Ślimaki

Kiedy mocno pada, spotykam no osiedlowych uliczkach ślimaki. Przenoszę je z chodnika na trawę, żeby ich nikt nie rozdeptał. Jest to czynność pozbawiona większego sensu. Po pierwsze dlatego, że nie dam rady przenieść wszystkich ślimaków. Po drugie dlatego, że nawet po przeniesieniu ślimak może już za tydzień wrócić na ten chodnik i zginąć pod czyimś rączym obcasem (ba, nawet pod moim krótkowzrocznym kaloszem).

Ale przenoszę te ślimaki, bo ich nieprzenoszenie wydaje mi się jeszcze bardziej bez sensu niż przenoszenie.

Ze sobą samą mam podobnie. Nadaję swojemu życiu horyzonty, wyznaczam sobie zadania, szukam celów, choć jest to wszystko pozbawione sensu. Łudzę się, że robię więcej, niż robię, i znaczę więcej, niż znaczę. A przecież tak naprawdę nie wiem, po co tu jestem i co w zasadzie powinnam ze swoim życiem robić. Ufam Bogu, że do czegoś mu byłam potrzebna, skoro jestem, choć mogło mnie równie dobrze nie być. Robię to, bo gdybym tego nie robiła, to byłoby jeszcze bardziej bez sensu.

Komentarze

  1. Jaaa...
    Ty jak zapodasz notkę to ja ją najpierw z 4 razy muszę przeczytać, a potem NIE WIEM ;)

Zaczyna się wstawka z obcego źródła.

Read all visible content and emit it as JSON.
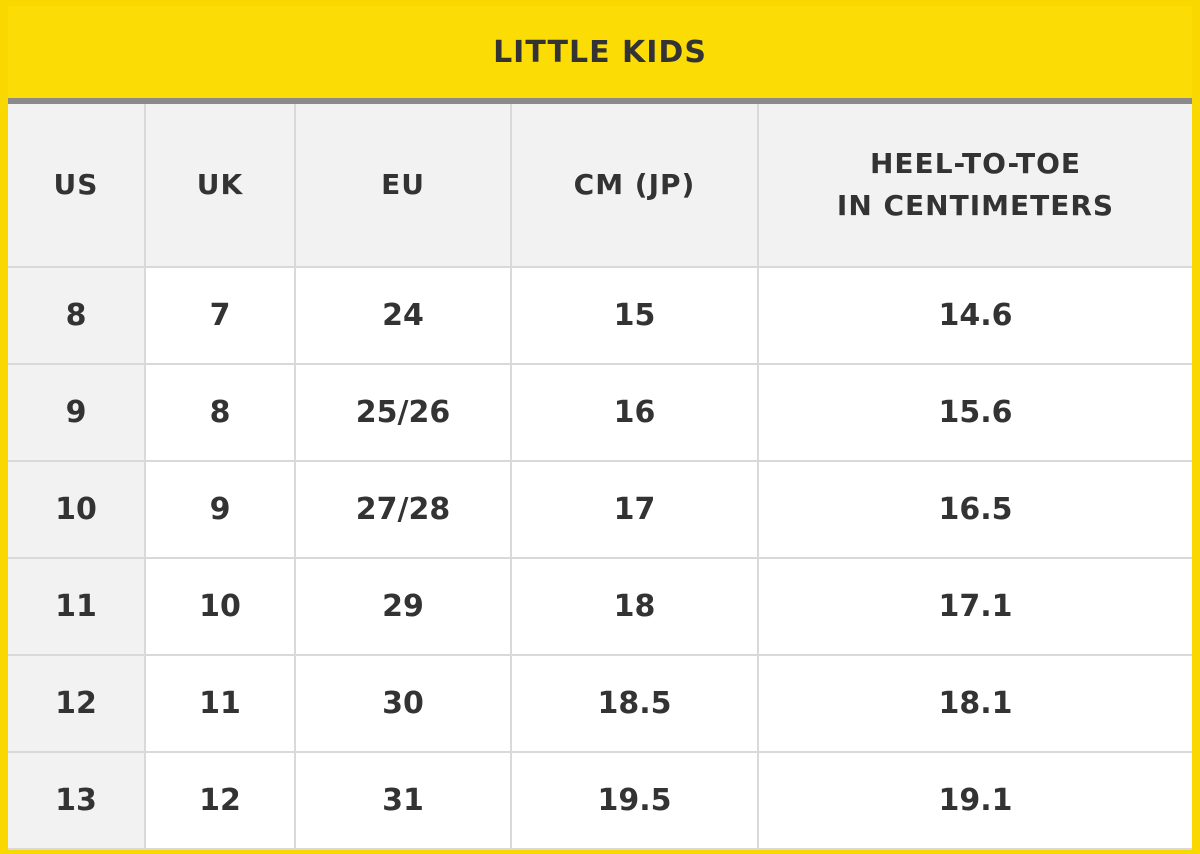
{
  "title": "LITTLE KIDS",
  "columns": {
    "us": "US",
    "uk": "UK",
    "eu": "EU",
    "cm": "CM (JP)",
    "heel_line1": "HEEL-TO-TOE",
    "heel_line2": "IN CENTIMETERS"
  },
  "rows": [
    {
      "us": "8",
      "uk": "7",
      "eu": "24",
      "cm": "15",
      "heel": "14.6"
    },
    {
      "us": "9",
      "uk": "8",
      "eu": "25/26",
      "cm": "16",
      "heel": "15.6"
    },
    {
      "us": "10",
      "uk": "9",
      "eu": "27/28",
      "cm": "17",
      "heel": "16.5"
    },
    {
      "us": "11",
      "uk": "10",
      "eu": "29",
      "cm": "18",
      "heel": "17.1"
    },
    {
      "us": "12",
      "uk": "11",
      "eu": "30",
      "cm": "18.5",
      "heel": "18.1"
    },
    {
      "us": "13",
      "uk": "12",
      "eu": "31",
      "cm": "19.5",
      "heel": "19.1"
    }
  ],
  "colors": {
    "accent_yellow": "#fcdc05",
    "rule_gray": "#8a8a8a",
    "header_bg": "#f2f2f2",
    "text": "#333333"
  }
}
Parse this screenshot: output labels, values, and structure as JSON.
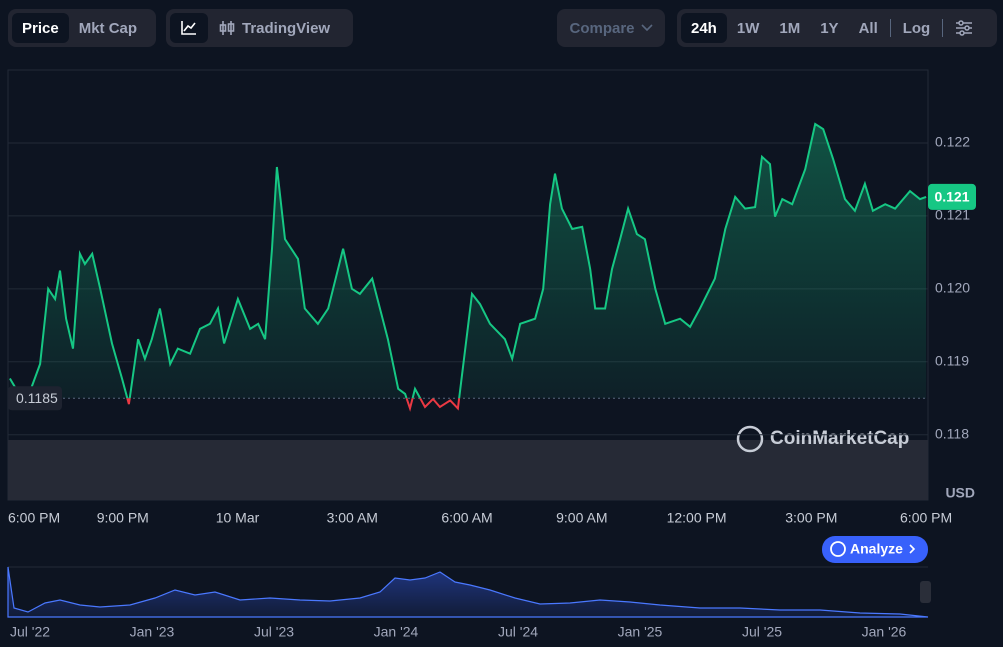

    No bo tak, to że jestem nie znaczy dla mnie, że moja istnienie jest nieodzowne i w ogóle ma w sobie coś z boskiego planu. Pewnie tak jest, ale ja tak nie myślę ;)
    Ślimaków nie przenoszę. Mam w sobie za dużo obojętności i chłodu na los slimaków. moja wrażliwość zaczyna się od ssaków. Niestety. A i to nie dotyczy wszystkich ssaków. Ogólnie sadzę, że świat jest zimnym i niefajnym miejscem. Zdarzają się fajne chwile. No ale to jeszcze nie znaczy, że jest dobrze.

    Kiedy tak Cię czytam (zawsze kiedy czytam, co piszesz) to myślę że Ty jesteś dobrym i uczciwym człowiekiem. Takim nieudawanie dobrym. Takim prawdziwym.

    I przywracasz mi wiarę w ludzi. choćby na chwilę.

    cmok:*

    OdpowiedzUsuń
    Odpowiedzi
    1. @J: J. kochana, ja tu z tym brzuchem i hormonem bulgocącym się wzruszam zaraz i teraz się popłaczę, że Ty jesteś dla mnie taka miła. A na Twoje pochwały to ja się postaram zasłużyć :) :*

      Usuń
    2. Ty się weź ogranij z tym brzuchem i hormonami, bo ja naprawdę wiem, kto tu jest miły i dobry, a kto nie:P:P ;)))

      Usuń
    3. @J: O moja droga, jakbym ja umiała się z tymi hormonami ogarnąć, to bym nie była ciągle bliska płaczu ;)

      Usuń
    4. Też chcę się ogarnąć z hormonami. Tymczasem napisałam wiersz o ciąży, so pathetic :)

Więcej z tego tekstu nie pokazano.